Seahawks’ Walters lives life on the fringe

RENTON — Every time Bryan Walters signs with the Seattle Seahawks, he hopes it will be permanent, or at least as permanent as anything in can be in the NFL. And every time Walters signs with the Seahawks, he knows it might not last more than a few days.

Such is the life of a player on the fringe.

Walters, a receiver from Kirkland who has bounced around the NFL since 2010, like many others around the league, is good enough to contribute to an NFL team, but also expendable enough to be the odd man out. Especially as the season wears on and injuries dictate that a team adds help at other positions.

The Seahawks’ opinion of Walters didn’t change last week when they decided to waive him Saturday, but they were healthy at receiver and had a need at safety with injuries piling up, so they signed Terrence Parks off their practice squad and waived Walters.

Now that Kam Chancellor and Jeron Johnson are both expected back this week, the Seahawks were able to waive Parks and bring back Walters.

Lather, rinse, re-sign.

Welcome to life on the roster bubble. One day you’re returning kicks and punts for a Super Bowl champion, the next you’re sitting at home in Kirkland watching on TV as the Seahawks run plays you practiced during the week.

“It’s weird man,” Walters said. “I don’t like listening to announcers … You get to see (plays) develop in front of you. It’s like, they’re running this, here it is.”

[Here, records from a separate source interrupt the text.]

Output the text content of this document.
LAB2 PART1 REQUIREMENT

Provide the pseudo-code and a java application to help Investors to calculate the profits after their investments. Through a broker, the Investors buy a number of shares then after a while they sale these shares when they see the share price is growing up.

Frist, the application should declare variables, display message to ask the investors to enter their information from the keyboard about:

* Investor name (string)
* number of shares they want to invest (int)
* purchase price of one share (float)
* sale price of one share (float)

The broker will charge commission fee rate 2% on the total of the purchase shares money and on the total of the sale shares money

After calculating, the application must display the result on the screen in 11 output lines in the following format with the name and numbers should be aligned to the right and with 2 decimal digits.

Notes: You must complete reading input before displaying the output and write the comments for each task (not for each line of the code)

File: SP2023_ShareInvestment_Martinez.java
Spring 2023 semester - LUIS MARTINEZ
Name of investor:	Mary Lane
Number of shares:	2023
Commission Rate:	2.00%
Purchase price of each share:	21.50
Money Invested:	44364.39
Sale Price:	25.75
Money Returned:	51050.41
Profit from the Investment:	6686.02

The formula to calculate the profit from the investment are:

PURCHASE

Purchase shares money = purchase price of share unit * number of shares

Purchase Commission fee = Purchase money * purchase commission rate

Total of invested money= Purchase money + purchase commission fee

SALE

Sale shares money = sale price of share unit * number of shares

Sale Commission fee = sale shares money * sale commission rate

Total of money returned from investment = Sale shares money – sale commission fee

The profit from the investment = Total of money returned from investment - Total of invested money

Walters is hardly alone in the world of week-to-week NFL uncertainty. Every team has a few players like him who are on the roster one week, gone the next, and on the practice squad the week after that, and Walters is just another example of what life is like at the bottom of the roster.

Since signing a futures contract with Seattle after the 2012 season, Walters has been a part of 11 transactions between the active roster and practice squad and temporary unemployment. Last season he traveled with the team to Atlanta, only to be released the day before a game because the Seahawks needed to add depth on the defensive line. This year he was release when the roster was trimmed to 53 players, then re-signed two days later.

No one in that position is asking for your sympathy, they get that they’re still making good money to play a game they love, but it’s still tough to go through a season unsure if the next game check is your last.

“It sucks, but I realize it is part of the game, it’s part of the business upstairs that they have to do to be able to field a full team — we were really banged up,” Walters said. “But at some point you hope you get past that. It’s just one of those things that’s out of my control. They make the decision in hopes they can get me back, and it’s worked every time.”

And even if you might think a player in Walters’ shoes would have gotten used to this by now, the latest cut was a tough one, because for the first time in his NFL career, the former Juanita High School grad was seeing regular playing time both in a limited role on offense and as a returner on special teams.

“This one was tough, because, I’ve been playing,” he said. “You’re playing, you’re playing, you’re playing, and all of a sudden, no, you’re not going. So that was not fun. It’s just part of the business. You try to get used to it, you try to understand it.”

Walters’ latest trip to the waiver wire at least came with the understanding that he had a good chance of being re-signed this week, presuming another team didn’t claim him. That communication is important to Seahawks coach Pete Carroll and general manager John Schneider, who try to let players know their intentions when they release them, whether it’s to bring them back to the practice squad, or to the active roster if the injury situation improves, or if it’s a permanent move.

“It’s not something that goes lightly where you just brush it off and say OK you’re out of here; it’s a big deal to us,” Carroll said last season, yes, after Walters had been released then re-signed to the practice squad. “Some guys have been flipped back and forth a number of times, and those guys get a little more accustom to it, they understand what the situation is. But some guys don’t know if they’re ever going to come back so it’s a big deal and we respect it tremendously.”